Auch die netzpolitische Sprecherin der SPD Saskia Esken sieht im Gespräch mit t-online.de die Unternehmen in der Verantwortung. Viele hätten auch dem bisher gültigen Bundesdatenschutzgesetz zu wenig Beachtung geschenkt. Dadurch hätten sie nun umso größeren Nachholbedarf.
Die DSGVO ruft das Thema Datenschutz ins Bewusstsein
Der Wirbel um die DSGVO habe dazu geführt, dass sich viele Betriebe erst "jetzt, wo es brenzlig wird" intensiv mit dem Thema Datenschutz auseinandersetzen. "Dabei werden viele feststellen, dass es Regeln gibt, an die sie sich schon länger hätten halten müssen", so Esken. Die Umsetzung der neuen EU-weiten Vorgaben gebe den Unternehmen die Gelegenheit, "auszumisten und ihre Datenverarbeitungsprozesse auf den neuesten Stand zu bringen".

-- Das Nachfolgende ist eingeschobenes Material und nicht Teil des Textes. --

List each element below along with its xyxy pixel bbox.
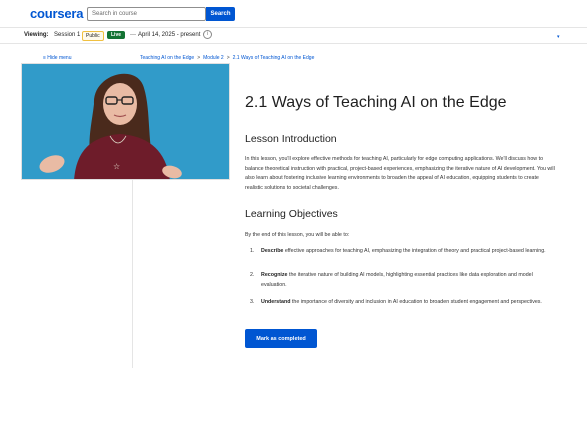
objective-text: Recognize the iterative nature of buildi… bbox=[261, 271, 549, 290]
objective-verb: Recognize bbox=[261, 272, 288, 278]
viewing-bar: Viewing: Session 1 Public Live — April 1… bbox=[0, 27, 587, 44]
objective-rest: the importance of diversity and inclusio… bbox=[290, 299, 542, 305]
search-input[interactable]: Search in course bbox=[87, 7, 206, 21]
breadcrumb-separator: > bbox=[226, 55, 230, 61]
objective-rest: effective approaches for teaching AI, em… bbox=[283, 248, 546, 254]
svg-text:☆: ☆ bbox=[113, 162, 120, 171]
objective-verb: Describe bbox=[261, 248, 284, 254]
breadcrumb-module[interactable]: Module 2 bbox=[203, 55, 224, 61]
top-header: coursera Search in course Search bbox=[0, 0, 587, 27]
breadcrumb: Teaching AI on the Edge > Module 2 >2.1 Way… bbox=[140, 55, 314, 61]
objectives-intro-text: By the end of this lesson, you will be a… bbox=[245, 232, 350, 238]
objective-number: 3. bbox=[250, 299, 255, 305]
objective-verb: Understand bbox=[261, 299, 291, 305]
search-button[interactable]: Search bbox=[206, 7, 235, 21]
info-icon[interactable]: i bbox=[203, 30, 212, 39]
instructor-video-frame: ☆ bbox=[22, 64, 229, 179]
hide-menu-button[interactable]: ≡ Hide menu bbox=[43, 55, 72, 61]
breadcrumb-lesson[interactable]: 2.1 Ways of Teaching AI on the Edge bbox=[233, 55, 315, 61]
objective-text: Understand the importance of diversity a… bbox=[261, 298, 549, 308]
objective-text: Describe effective approaches for teachi… bbox=[261, 247, 549, 257]
viewing-label: Viewing: bbox=[24, 32, 49, 38]
objective-rest: the iterative nature of building AI mode… bbox=[261, 272, 533, 288]
video-player[interactable]: ☆ bbox=[21, 63, 230, 180]
dash-separator: — bbox=[130, 32, 136, 38]
session-dates: April 14, 2025 - present bbox=[138, 32, 201, 38]
page-title: 2.1 Ways of Teaching AI on the Edge bbox=[245, 94, 507, 111]
breadcrumb-separator: > bbox=[197, 55, 201, 61]
breadcrumb-course[interactable]: Teaching AI on the Edge bbox=[140, 55, 194, 61]
sidebar-divider bbox=[132, 180, 133, 368]
live-badge: Live bbox=[107, 31, 126, 39]
public-badge: Public bbox=[82, 31, 104, 41]
objective-number: 1. bbox=[250, 248, 255, 254]
learning-objectives-heading: Learning Objectives bbox=[245, 208, 338, 220]
session-label: Session 1 bbox=[54, 32, 81, 38]
chevron-down-icon[interactable]: ▾ bbox=[557, 34, 560, 40]
coursera-logo[interactable]: coursera bbox=[30, 6, 84, 21]
lesson-intro-heading: Lesson Introduction bbox=[245, 133, 337, 145]
objective-number: 2. bbox=[250, 272, 255, 278]
lesson-intro-text: In this lesson, you'll explore effective… bbox=[245, 156, 555, 191]
mark-completed-button[interactable]: Mark as completed bbox=[245, 329, 317, 348]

Der Bitkom-Verband sieht es so: "Datenschutz ist in den Unternehmen angekommen", sagte Berg. Die meisten hätten aber mit der Umsetzung zu kämpfen. 50 Prozent der befragten Unternehmen befürchten, dass die Geschäftsprozesse komplizierter werden. Von deutlich oder "eher" Mehraufwand gehen beispielsweise 58 Prozent der Unternehmen aus. 38 Prozent schätzen, dass die Datenschutzgrundverordnung die Digitalisierung in Europa bremst. Und einen Wettbewerbsnachteil befürchten 34 Prozent. 9 Prozent sehen darin sogar eine Gefahr für das eigene Geschäftsmodell.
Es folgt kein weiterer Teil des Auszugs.